Dalla tazzona di caffè, il discorso potrebbe essere allargato all’adeguatezza dell’abbigliamento (casual? formale? da festa?, sportivo? con le bermuda? sbracciati?, pantaloni o gonna per le donne?, ecc.) e più in generale della postura (svagata? vacanziera? annoiata? seriosa? solenne? “religiosa”?). Ogni volta che partecipiamo al culto lo facciamo a partire da un serie di considerazioni consapevoli o meno che dicono quale peso diamo al tempo del culto: esso è ordinario o straordinario? Comune o unico? Consueto o speciale? E ad ogni culto fissiamo il punto di equilibrio tra questi poli.
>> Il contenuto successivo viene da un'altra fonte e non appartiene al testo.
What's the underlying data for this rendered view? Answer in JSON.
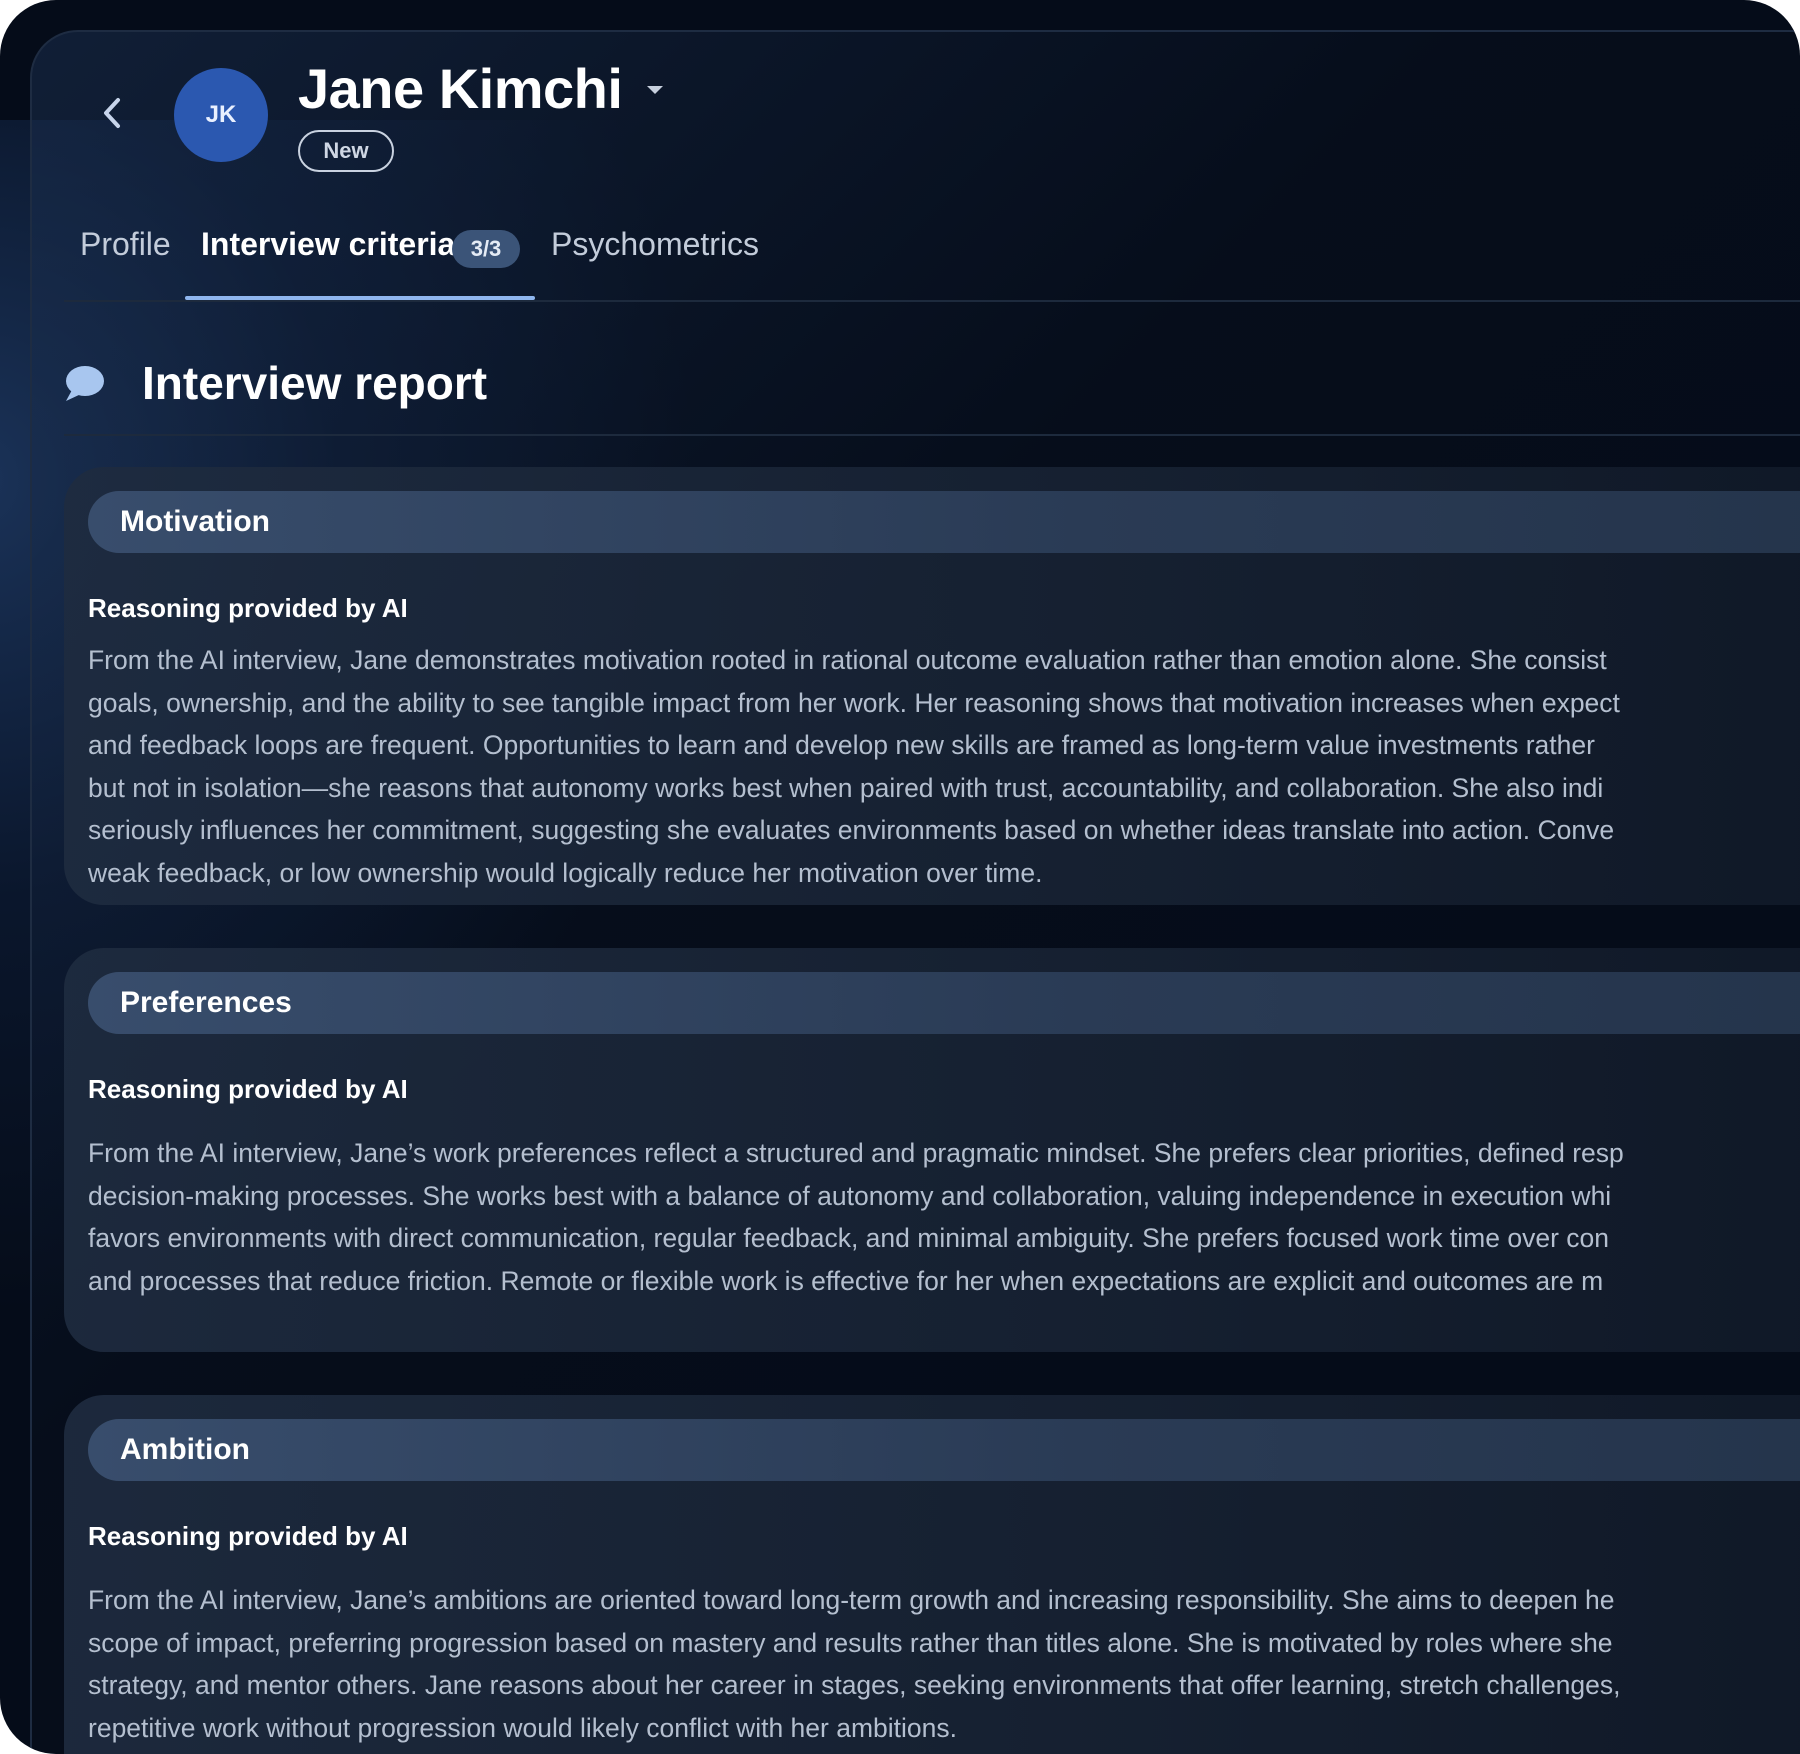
{
  "header": {
    "initials": "JK",
    "name": "Jane Kimchi",
    "status": "New"
  },
  "tabs": [
    {
      "label": "Profile"
    },
    {
      "label": "Interview criteria",
      "count": "3/3"
    },
    {
      "label": "Psychometrics"
    }
  ],
  "report": {
    "title": "Interview report"
  },
  "sections": [
    {
      "title": "Motivation",
      "reason_label": "Reasoning provided by AI",
      "lines": [
        "From the AI interview, Jane demonstrates motivation rooted in rational outcome evaluation rather than emotion alone. She consist",
        "goals, ownership, and the ability to see tangible impact from her work. Her reasoning shows that motivation increases when expect",
        "and feedback loops are frequent. Opportunities to learn and develop new skills are framed as long-term value investments rather",
        "but not in isolation—she reasons that autonomy works best when paired with trust, accountability, and collaboration. She also indi",
        "seriously influences her commitment, suggesting she evaluates environments based on whether ideas translate into action. Conve",
        "weak feedback, or low ownership would logically reduce her motivation over time."
      ]
    },
    {
      "title": "Preferences",
      "reason_label": "Reasoning provided by AI",
      "lines": [
        "From the AI interview, Jane’s work preferences reflect a structured and pragmatic mindset. She prefers clear priorities, defined resp",
        "decision-making processes. She works best with a balance of autonomy and collaboration, valuing independence in execution whi",
        "favors environments with direct communication, regular feedback, and minimal ambiguity. She prefers focused work time over con",
        "and processes that reduce friction. Remote or flexible work is effective for her when expectations are explicit and outcomes are m"
      ]
    },
    {
      "title": "Ambition",
      "reason_label": "Reasoning provided by AI",
      "lines": [
        "From the AI interview, Jane’s ambitions are oriented toward long-term growth and increasing responsibility. She aims to deepen he",
        "scope of impact, preferring progression based on mastery and results rather than titles alone. She is motivated by roles where she",
        "strategy, and mentor others. Jane reasons about her career in stages, seeking environments that offer learning, stretch challenges,",
        "repetitive work without progression would likely conflict with her ambitions."
      ]
    }
  ],
  "icons": {
    "back": "chevron-left-icon",
    "caret": "caret-down-icon",
    "report": "chat-bubble-icon"
  },
  "colors": {
    "background": "#050c19",
    "avatar": "#2b58b0",
    "tab_indicator": "#8fb6ef",
    "badge": "#3b5478"
  }
}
Nel leggere della diatriba su X innescata dal tweet di Piper, mi è venuto in mente un altro episodio che non ha a che fare col caffè, ma tocca il medesimo punto sensibile. Durante il covid, infatti, aveva fatto capolino una riflessione sulla “postura” al culto da remoto. In un tempo di riunioni su zoom, in cui si rimaneva a casa con poco stacco dalle attività domestiche, qualcuno aveva notato una eccessiva trasandatezza delle persone collegate: nella seduta rilassata, nell’abbigliamento pigiamesco, nel fare svogliato. Era consono al culto al Signore? Era un atteggiamento che rispecchiava la riverenza e il timore di cui parla la lettera agli Ebrei?

Questo per dire che non è tanto in gioco la pratica della tazzona di caffè in mano, ma il senso del culto che viviamo. Ogni volta che partecipiamo all’assemblea dei credenti riunita per celebrare il Signore, cosa stiamo facendo e come lo facciamo?